JSObject* OpaqueJSClass::prototype(ExecState* exec) { /* Class (C++) and prototype (JS) inheritance are parallel, so: * (C++) | (JS) * ParentClass | ParentClassPrototype * ^ | ^ * | | | * DerivedClass | DerivedClassPrototype */ if (!prototypeClass) return 0; OpaqueJSClassContextData& jsClassData = contextData(exec); if (!jsClassData.cachedPrototype) { // Recursive, but should be good enough for our purposes jsClassData.cachedPrototype = new (exec) JSCallbackObject<JSObjectWithGlobalObject>(exec, exec->lexicalGlobalObject(), exec->lexicalGlobalObject()->callbackObjectStructure(), prototypeClass, &jsClassData); // set jsClassData as the object's private data, so it can clear our reference on destruction if (parentClass) { if (JSObject* prototype = parentClass->prototype(exec)) jsClassData.cachedPrototype->setPrototype(prototype); } } return jsClassData.cachedPrototype.get(); } OpaqueJSClassContextData& jsClassData = contextData(exec); Seems different "exec" should return different jsClassData, however they share one copy because they share one JSGlobalData. Assume multiple pages share a same JSClassDef. "jsClassData.cachedPrototype" is created in the first page's ExecState, and shared by other pages, because they usually share one JSGlobalData.
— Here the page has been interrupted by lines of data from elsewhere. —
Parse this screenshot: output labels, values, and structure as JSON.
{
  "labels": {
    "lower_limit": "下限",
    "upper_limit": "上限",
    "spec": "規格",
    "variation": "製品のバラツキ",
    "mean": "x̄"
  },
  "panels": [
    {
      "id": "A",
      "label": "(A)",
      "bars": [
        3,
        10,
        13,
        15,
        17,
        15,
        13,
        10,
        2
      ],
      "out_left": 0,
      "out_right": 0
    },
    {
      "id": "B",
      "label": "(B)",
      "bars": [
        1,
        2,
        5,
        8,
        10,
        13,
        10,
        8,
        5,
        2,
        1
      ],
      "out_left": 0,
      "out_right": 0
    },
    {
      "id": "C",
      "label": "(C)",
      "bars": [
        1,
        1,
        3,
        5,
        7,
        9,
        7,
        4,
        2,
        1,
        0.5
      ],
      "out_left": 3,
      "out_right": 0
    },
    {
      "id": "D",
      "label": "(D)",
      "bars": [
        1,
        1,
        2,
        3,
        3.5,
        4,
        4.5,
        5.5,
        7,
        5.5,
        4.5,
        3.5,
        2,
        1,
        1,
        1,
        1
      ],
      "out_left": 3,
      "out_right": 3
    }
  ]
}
As long as the "cachedPrototype" is being used by other pages, the first page's global objects could always be locked by "cachedPrototype", which could also hold the entire DOM tree in memory. Oliver, do you think it is a problem or not?
> the first page's global objects could always be locked by "cachedPrototype" How? When does this happen?
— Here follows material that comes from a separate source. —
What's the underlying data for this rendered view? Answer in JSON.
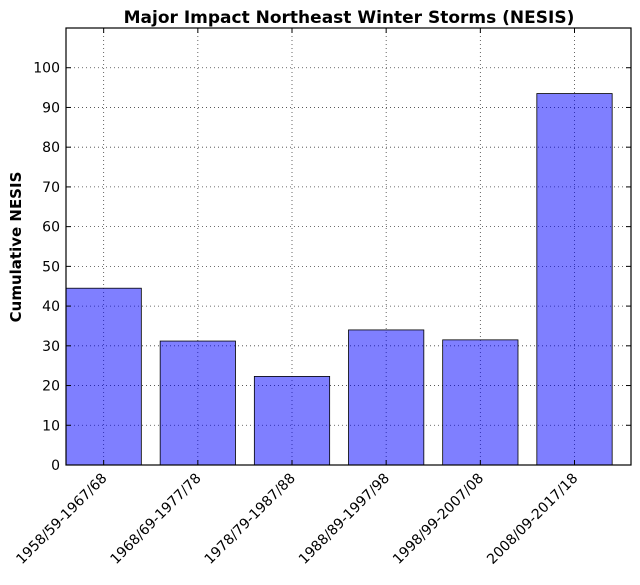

(In reply to comment #1) > > the first page's global objects could always be locked by "cachedPrototype" > > How? When does this happen? Assume I define a class A, and create object a1 for page1. Then OpaqueJSClass::prototype create a "cachedPrototype" in page1's context. Then I create object a2 for page2 using the same JSClassDef for class A. WebKit will use the same OpaqueJSClass, and then the same "cachedPrototype". Now I close page1, which triggers a GC. However the "cachedPrototype" is still locked by object a2. I'm not very clear about how GC marks the global objects, but I'm seeing the JSDOMWindow of page1 is marked due to this. So it is not GC'ed. (This is based on an old checkout, but I still see the relevant OpaqueJSClass code in ToT.) Then I close page2, a2 releases the lock on "cachedPrototype", then "cachedPrototype" is also collected, and everything in page1's context is cleaned up finally.
(In reply to comment #2) > (In reply to comment #1) > > > the first page's global objects could always be locked by "cachedPrototype" > > > > How? When does this happen? > > Assume I define a class A, and create object a1 for page1. Then OpaqueJSClass::prototype create a "cachedPrototype" in page1's context. > > Then I create object a2 for page2 using the same JSClassDef for class A. WebKit will use the same OpaqueJSClass, and then the same "cachedPrototype". > > Now I close page1, which triggers a GC. However the "cachedPrototype" is still locked by object a2. I'm not very clear about how GC marks the global objects, but I'm seeing the JSDOMWindow of page1 is marked due to this. So it is not GC'ed. (This is based on an old checkout, but I still see the relevant OpaqueJSClass code in ToT.) > > Then I close page2, a2 releases the lock on "cachedPrototype", then "cachedPrototype" is also collected, and everything in page1's context is cleaned up finally. Actually a1/a2 is added to "window", and that is probably the reason why it holds JSDOMWindow
I think this bug is miscategorised as `Java` rather than `JavaScript Core`. Updated. CCed - Alexey & Yusuke - if you can confirm if it is still applicable or not.